Uninsured Aren't Buying Obamacare - American Commitment

In testimony today, Gary Cohen, deputy administrator at CMS (the agency that runs Healthcare.gov) was asked how many previously uninsured people had signed up for Obamacare. He gave this astonishing response:
CMS’ Cohen, asked how many uninsured signing up for ACA: “That’s not a data point we are really collecting in any sort of systematic way”
— Sam Baker (@sam_baker) March 6, 2014
Fortunately, shortly after the administration pleaded ignorance, the Washington Post published this report:

The new health insurance marketplaces appear to be making little headway so far in signing up Americans who lack health insurance, the Affordable Care Act’s central goal.
A pair of surveys released on Thursday suggest that just one in 10 uninsured people who qualify for private health plans through the new marketplace have signed up for one — and that about half of uninsured adults has looked for information on the online exchanges or plans to look.
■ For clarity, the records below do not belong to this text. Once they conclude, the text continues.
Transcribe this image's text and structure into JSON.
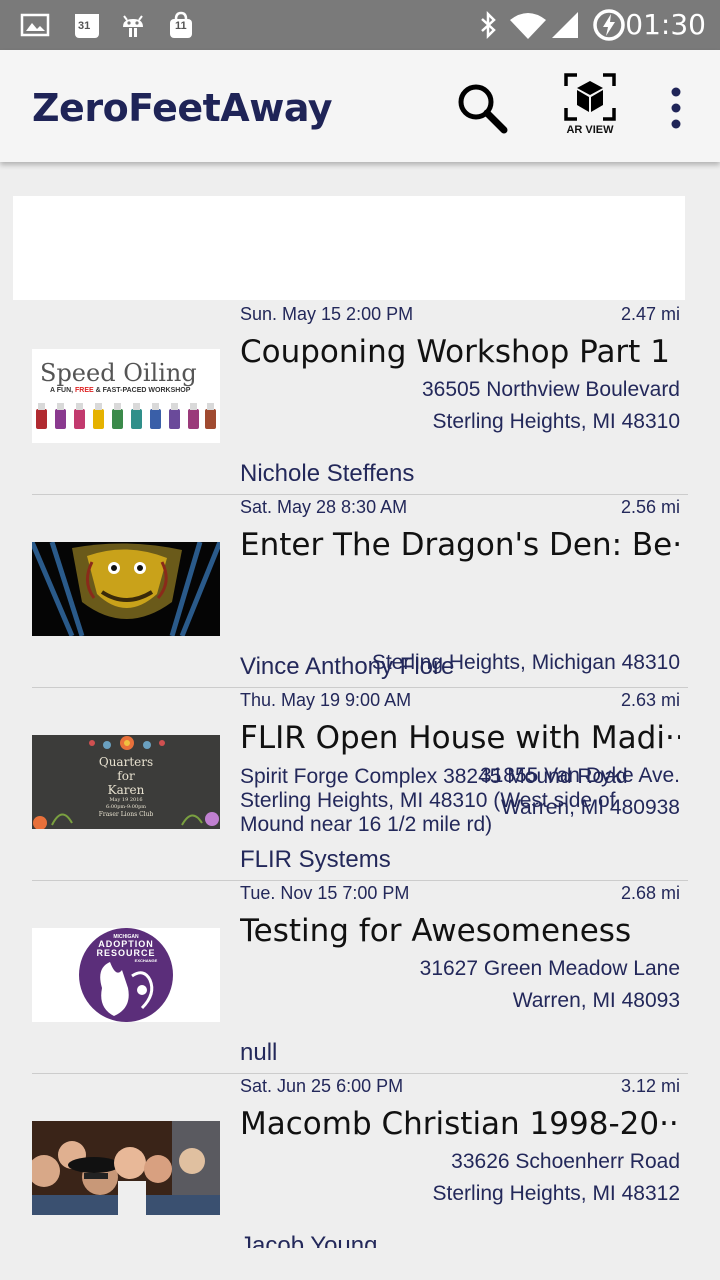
{
  "status_bar": {
    "time": "01:30",
    "calendar_day": "31",
    "bag_count": "11",
    "icons": [
      "image-icon",
      "calendar-icon",
      "android-icon",
      "shopping-bag-icon",
      "bluetooth-icon",
      "wifi-icon",
      "signal-icon",
      "battery-charging-icon"
    ]
  },
  "app_bar": {
    "title": "ZeroFeetAway",
    "ar_view_label": "AR VIEW"
  },
  "events": [
    {
      "date": "Sun. May 15 2:00 PM",
      "distance": "2.47 mi",
      "title": "Couponing Workshop Part 1",
      "address_line1": "36505 Northview Boulevard",
      "address_line2": "Sterling Heights, MI 48310",
      "organizer": "Nichole Steffens",
      "thumb": {
        "heading": "Speed Oiling",
        "subheading_a": "A FUN, ",
        "subheading_b": "FREE",
        "subheading_c": " & FAST-PACED WORKSHOP"
      }
    },
    {
      "date": "Sat. May 28 8:30 AM",
      "distance": "2.56 mi",
      "title": "Enter The Dragon's Den: Be··",
      "address_multiline": "Spirit Forge Complex 38245 Mound Road Sterling Heights, MI 48310    (West side of Mound near 16 1/2 mile rd)",
      "address_line2": "Sterling Heights, Michigan 48310",
      "organizer": "Vince Anthony Flore"
    },
    {
      "date": "Thu. May 19 9:00 AM",
      "distance": "2.63 mi",
      "title": "FLIR Open House with Madi··",
      "address_line1": "31855 Van Dyke Ave.",
      "address_line2": "Warren, MI 480938",
      "organizer": "FLIR Systems",
      "thumb": {
        "line1": "Quarters",
        "line2": "for",
        "line3": "Karen",
        "line4": "May 19 2016",
        "line5": "6:00pm-9:00pm",
        "line6": "Fraser Lions Club"
      }
    },
    {
      "date": "Tue. Nov 15 7:00 PM",
      "distance": "2.68 mi",
      "title": "Testing for Awesomeness",
      "address_line1": "31627 Green Meadow Lane",
      "address_line2": "Warren, MI 48093",
      "organizer": "null",
      "thumb": {
        "line1": "MICHIGAN",
        "line2": "ADOPTION",
        "line3": "RESOURCE",
        "line4": "EXCHANGE"
      }
    },
    {
      "date": "Sat. Jun 25 6:00 PM",
      "distance": "3.12 mi",
      "title": "Macomb Christian 1998-20··",
      "address_line1": "33626 Schoenherr Road",
      "address_line2": "Sterling Heights, MI 48312",
      "organizer": "Jacob Young"
    }
  ],
  "colors": {
    "status_bar": "#7a7a7a",
    "app_bar": "#f5f5f5",
    "title_text": "#1f2457",
    "link_text": "#23285a",
    "background": "#eeeeee"
  }
}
And while only 10 percent of the insured have signed up for a plan, there’s even more devastating news in the McKinsey survey for the administration and its apologists who tout the claim of four million shipping carts as if it’s an actual enrollment figure. While their report that about 77 percent of “persons who selected a plan” actually paid a premium is in line with estimates reported in the New York Times and elsewhere, McKinsey gives us a breakdown by prior insurnace status, finding that while only 14 percent of the previously insured failed to pay their premiums, non-payment among the uninsured nearly hald at 47 percent:

Why are only 10 percent of the uninsured signing up – and half of them failing to pay? While people citing technical problems dropped from 40 percent in December to 27 percent in February, affordability concerns are at 50 percent, up from 42 percent in December. People can see the prices now that the website works, and they don’t like them.

And it gets even worse. Bob Laszewski reports that another two to five percent of enrollees who paid their January premiums failed to pay in February. That group is also likely skewed toward the previously uninsured.
So 10 percent of the uninsured “selected a plan,” about 5 percent of the uninsured actually paid a first month premium, and even less than that stayed a second month.
For this we spent trillions of taxpayer dollars and turned the whole health care system upside-down?